Desmond's fight for justice is featuredin a museum that is also incorporated into the new note's design. Opened in 2014, the Canadian Museum for Human Rights in Winnipeg is the only museum in the world solely dedicated to the celebration of human rights, examining both Canadian and international case studies, and inspiring dialogue to erase barriers and create change.

Rather than showcasing artefacts, the museum is a collection of ideas, a journey through the history of struggle and repression, from well-known horrors (such as the genocide in Nazi Germany) to lesser-known atrocities such as the Holomodor, a man-made famine that killed millions of Ukrainians in 1932-33.

Each gallery features an aspect of Canadian history and Indigenous rights. This content may resonate with Australian visitors due to our shared colonial pasts. Indigenous children in Canada, for example, were relocated from their homes to "residential schools" – a similar situation to our Stolen Generations.

The museum, designed by US architect Antoine Predock​, is a metaphoric journey from dark to light with symbolism embedded in every structural component.

Externally, the building registers as part of the Canadian landscape: four slopes planted with native grasses that signify the roots of a tree and its main body swathed with cloud-like windows that reflect the prairie skies. Crowning the building is a jagged "icy" tower, a symbolic beacon of hope that visitors will be enlightened by the museum's stories of human struggle.

From its cavernous lobby, ramps clad in alabaster wind their way through seven levels, a journey from dark to light, from despair to reconciliation and change. To take in panoramic views of the surrounding area an elevator whisks you up 100 metres to the Israel Asper Tower of Hope.

Viola Desmond's story is titled One Woman's Resistance and is housed in the museum's largest gallery, Canadian Journeys. The exhibition tells how in 1946 the black Nova-Scotian chose to sit in a cinema's main-floor seat instead of the balcony area designated for "coloured" patrons. She refused to move and was jailed. "Viola Desmond reminds us we can learn from this history, and make better choices as we move into the future," the inspiring display affirms.


One of the museum's galleries is dedicated to temporary displays and currently houses the exhibition Mandela: Struggle for Freedom, examining the life and battles of the most famous opponent of South African apartheid, Nelson Mandela.

To reflect the dynamics of world politics, a display of human rights heroes was recently – and controversially – altered. The light behind an image of Myanmar's de-facto president Aung San Suu Kyi was dimmed in keeping with Canada's reversal of her honorary citizenship after her refusal to call out atrocities committed against the Rohingya people.
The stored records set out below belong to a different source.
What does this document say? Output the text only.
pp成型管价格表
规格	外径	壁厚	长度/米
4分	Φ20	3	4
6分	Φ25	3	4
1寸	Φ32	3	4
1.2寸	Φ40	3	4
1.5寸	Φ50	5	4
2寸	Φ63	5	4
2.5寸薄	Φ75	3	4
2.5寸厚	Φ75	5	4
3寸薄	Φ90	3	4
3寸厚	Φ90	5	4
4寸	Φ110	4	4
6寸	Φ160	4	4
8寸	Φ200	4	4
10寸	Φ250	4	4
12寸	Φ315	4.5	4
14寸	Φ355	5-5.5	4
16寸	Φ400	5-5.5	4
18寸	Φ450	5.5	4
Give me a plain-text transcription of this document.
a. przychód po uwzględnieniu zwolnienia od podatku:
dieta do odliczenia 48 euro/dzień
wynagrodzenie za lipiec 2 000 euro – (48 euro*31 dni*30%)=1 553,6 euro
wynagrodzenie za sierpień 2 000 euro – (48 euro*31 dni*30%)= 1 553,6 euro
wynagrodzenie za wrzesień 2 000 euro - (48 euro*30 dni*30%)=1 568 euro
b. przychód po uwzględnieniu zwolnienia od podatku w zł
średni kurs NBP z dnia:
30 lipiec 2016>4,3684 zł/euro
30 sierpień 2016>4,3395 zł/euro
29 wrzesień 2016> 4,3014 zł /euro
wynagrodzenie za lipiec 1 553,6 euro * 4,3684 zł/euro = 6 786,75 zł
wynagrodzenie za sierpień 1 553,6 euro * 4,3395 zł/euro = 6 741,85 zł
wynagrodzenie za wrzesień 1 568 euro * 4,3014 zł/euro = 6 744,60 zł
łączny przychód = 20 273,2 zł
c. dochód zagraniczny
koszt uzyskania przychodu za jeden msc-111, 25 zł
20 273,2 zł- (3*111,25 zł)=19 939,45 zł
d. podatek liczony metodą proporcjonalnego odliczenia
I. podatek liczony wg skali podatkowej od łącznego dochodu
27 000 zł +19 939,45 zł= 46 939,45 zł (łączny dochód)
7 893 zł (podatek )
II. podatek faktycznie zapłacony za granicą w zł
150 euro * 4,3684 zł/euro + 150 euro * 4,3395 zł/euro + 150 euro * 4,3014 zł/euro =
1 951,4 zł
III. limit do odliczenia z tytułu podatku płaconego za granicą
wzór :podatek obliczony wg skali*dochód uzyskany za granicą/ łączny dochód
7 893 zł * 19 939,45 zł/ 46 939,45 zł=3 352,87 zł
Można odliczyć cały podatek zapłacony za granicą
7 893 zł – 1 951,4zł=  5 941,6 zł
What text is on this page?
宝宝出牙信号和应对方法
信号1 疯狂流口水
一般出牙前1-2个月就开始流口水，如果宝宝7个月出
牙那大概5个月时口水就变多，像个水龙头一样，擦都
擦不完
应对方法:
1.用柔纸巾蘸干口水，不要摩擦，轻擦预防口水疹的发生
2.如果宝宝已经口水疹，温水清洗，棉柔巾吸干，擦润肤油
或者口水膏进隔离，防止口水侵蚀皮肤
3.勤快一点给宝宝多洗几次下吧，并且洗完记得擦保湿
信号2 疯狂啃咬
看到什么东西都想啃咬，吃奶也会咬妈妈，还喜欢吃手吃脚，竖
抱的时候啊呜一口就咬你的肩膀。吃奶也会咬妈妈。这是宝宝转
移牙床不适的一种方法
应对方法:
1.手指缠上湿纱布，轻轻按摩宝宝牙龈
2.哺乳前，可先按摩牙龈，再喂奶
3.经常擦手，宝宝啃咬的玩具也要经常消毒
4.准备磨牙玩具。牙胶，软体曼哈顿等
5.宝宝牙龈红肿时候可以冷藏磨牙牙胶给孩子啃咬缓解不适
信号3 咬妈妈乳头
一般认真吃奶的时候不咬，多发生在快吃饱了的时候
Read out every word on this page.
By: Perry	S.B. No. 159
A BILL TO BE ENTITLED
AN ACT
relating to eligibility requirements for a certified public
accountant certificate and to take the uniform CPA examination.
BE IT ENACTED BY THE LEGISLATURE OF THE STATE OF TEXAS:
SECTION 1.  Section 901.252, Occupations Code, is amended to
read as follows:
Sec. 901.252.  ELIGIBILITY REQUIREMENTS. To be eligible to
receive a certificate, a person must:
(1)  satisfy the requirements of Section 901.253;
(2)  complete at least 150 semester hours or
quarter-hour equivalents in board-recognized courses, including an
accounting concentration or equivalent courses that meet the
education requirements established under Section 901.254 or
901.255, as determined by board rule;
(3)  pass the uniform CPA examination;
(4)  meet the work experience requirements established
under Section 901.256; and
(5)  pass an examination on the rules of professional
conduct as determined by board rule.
Provocative, sobering and thought-provoking, the Canadian Museum for Human Rights is one of the rare museums that challenges visitors, inspiring them to be more mindful of others. And while it may highlight some of the less admirable qualities of humanity, its prevailing message is one of hope – and that anyone can make a difference.


The writer was a guest of Travel Manitoba.



Air Canada flies daily from Sydney to Vancouver, and four times weekly from Melbourne, with domestic connections to Winnipeg. See


The funky Mere Hotel is ideally located on the riverfront in Winnipeg, just a short walk from the museum and The Forks marketplace. Rates start from $124 a night. See


General admission to the Canadian Museum of Human Rights is $21 for adults ($10 children), with the Mandela exhibition (until September 2019) an extra $12. Guided tours are available for an extra $5. See

The new $10 note will be issued in late 2018.